Edited by Rosie Bsheer and John Warner
Despite the sophisticated, critical, and oft-politically engaged literature emerging from and about the Arabian Peninsula, the region remains marginalized, in multiple ways, within academic and popular analyses. Theorizing the Arabian Peninsula addresses the ways in which frameworks of knowledge production have not only obscured social realities there, but also contributed to their construction. While our roundtable contributors approach this project from a number of different disciplinary perspectives and theoretical standpoints, several key themes surface from their critical engagements. Rethinking the relationship between oil and politics emerges as perhaps the preeminent concern, with rentier state theory coming under sustained critique. Adam Hanieh points out that this paradigm's “methodological nationalism” obscures the fundamental ways in which national oil wealth depends upon a global capitalist labor market. Toby Jones argues that the political struggles over the past several years make it abundantly clear that its inherent assumptions about distributive wealth and political apathy are severely misplaced. Neha Vora turns our attention to the interconnected forms of governance, both liberal and illiberal, that operate in “ethnocratic” societies by comparing Southern California and the Gulf states. The aspirational politics and social imaginaries of Yemeni Socotrans in Nathalie Peutz's piece, oriented as they are towards the cities of the Gulf rather than Aden or Sanaa, seem to insist upon a peninsular perspective, rather than one constrained by symbolic and material national boundaries.

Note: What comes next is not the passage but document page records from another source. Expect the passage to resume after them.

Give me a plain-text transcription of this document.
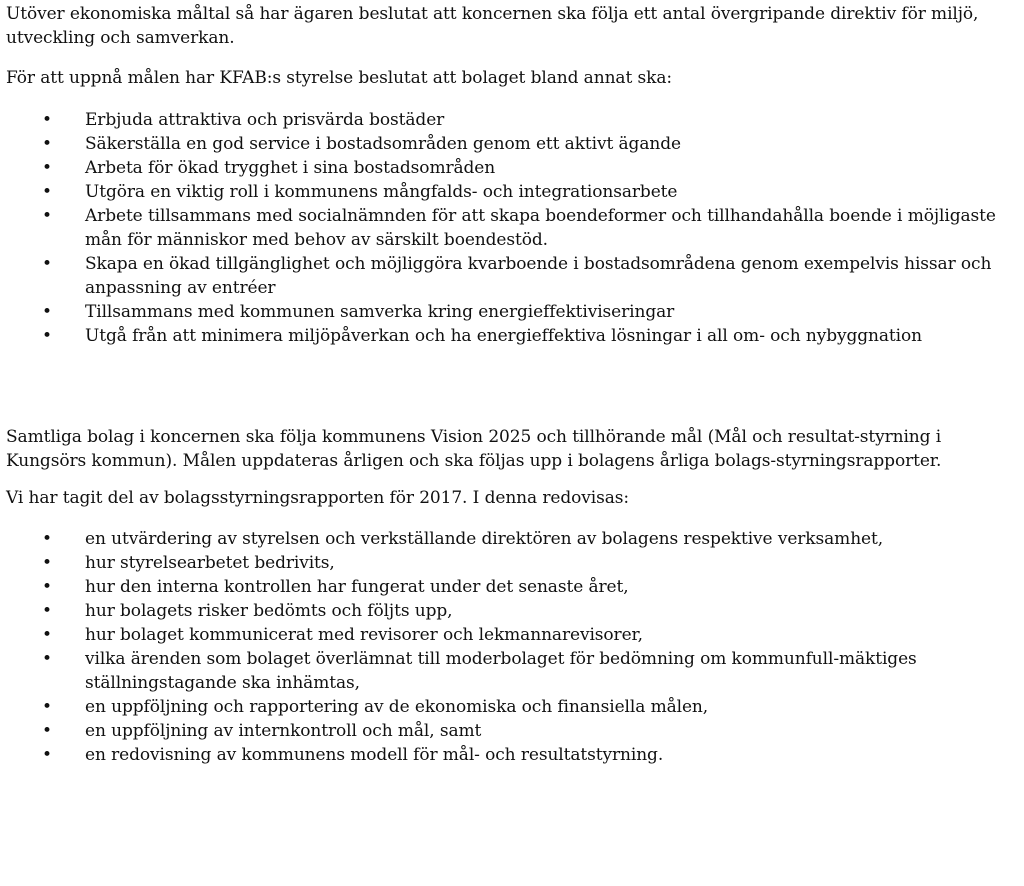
Utöver ekonomiska måltal så har ägaren beslutat att koncernen ska följa ett antal övergripande direktiv för miljö, utveckling och samverkan.

För att uppnå målen har KFAB:s styrelse beslutat att bolaget bland annat ska:

• Erbjuda attraktiva och prisvärda bostäder
• Säkerställa en god service i bostadsområden genom ett aktivt ägande
• Arbeta för ökad trygghet i sina bostadsområden
• Utgöra en viktig roll i kommunens mångfalds- och integrationsarbete
• Arbete tillsammans med socialnämnden för att skapa boendeformer och tillhandahålla boende i möjligaste mån för människor med behov av särskilt boendestöd.
• Skapa en ökad tillgänglighet och möjliggöra kvarboende i bostadsområdena genom exempelvis hissar och anpassning av entréer
• Tillsammans med kommunen samverka kring energieffektiviseringar
• Utgå från att minimera miljöpåverkan och ha energieffektiva lösningar i all om- och nybyggnation

Samtliga bolag i koncernen ska följa kommunens Vision 2025 och tillhörande mål (Mål och resultat-styrning i Kungsörs kommun). Målen uppdateras årligen och ska följas upp i bolagens årliga bolags-styrningsrapporter.

Vi har tagit del av bolagsstyrningsrapporten för 2017. I denna redovisas:

• en utvärdering av styrelsen och verkställande direktören av bolagens respektive verksamhet,
• hur styrelsearbetet bedrivits,
• hur den interna kontrollen har fungerat under det senaste året,
• hur bolagets risker bedömts och följts upp,
• hur bolaget kommunicerat med revisorer och lekmannarevisorer,
• vilka ärenden som bolaget överlämnat till moderbolaget för bedömning om kommunfull-mäktiges ställningstagande ska inhämtas,
• en uppföljning och rapportering av de ekonomiska och finansiella målen,
• en uppföljning av internkontroll och mål, samt
• en redovisning av kommunens modell för mål- och resultatstyrning.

John Willis's focus on space as an analytic that problematizes both state and nation as the terminal loci of history helps us understand the ways in which conceptual objects such as “nation,” “tribe,” and “the Middle East” are generated at different historical junctures. Madawi Al-Rasheed’s piece disentangles the imperatives of petroleum development from historiography by attending not only to more complex local, regional, and transnational lived realities, but also to the ways in which oil wealth and authoritarian practices work to delimit those representations. Ahmed Kanna, employing a different but complimentary approach, addresses the banal technologies that mediate spatial imaginations, such as the map, as vectors through which to discern the material effects of such everyday practices. In confronting the work that knowledge production does in the creation of structures of political domination and economic exploitation, we must remain attentive to the historical processes by which the “Middle East” has been constructed as a conceptual object of European and US imperialism and Cold War politics. The challenge for us, here, is to reconceptualize our objects of analysis to illuminate these power relations and the multiple ways in which they have effected far-reaching transformations of the political, cultural, and material infrastructures of everyday life in the Arabian Peninsula. Approaching knowledge, space, identity, economy, and the political as contested and historically constituted—as the contributors to this roundtable urge us to—thus serves to relocate the peninsula within broader circuits of power, capital, labor, migration, and religion, from which they have long been analytically severed.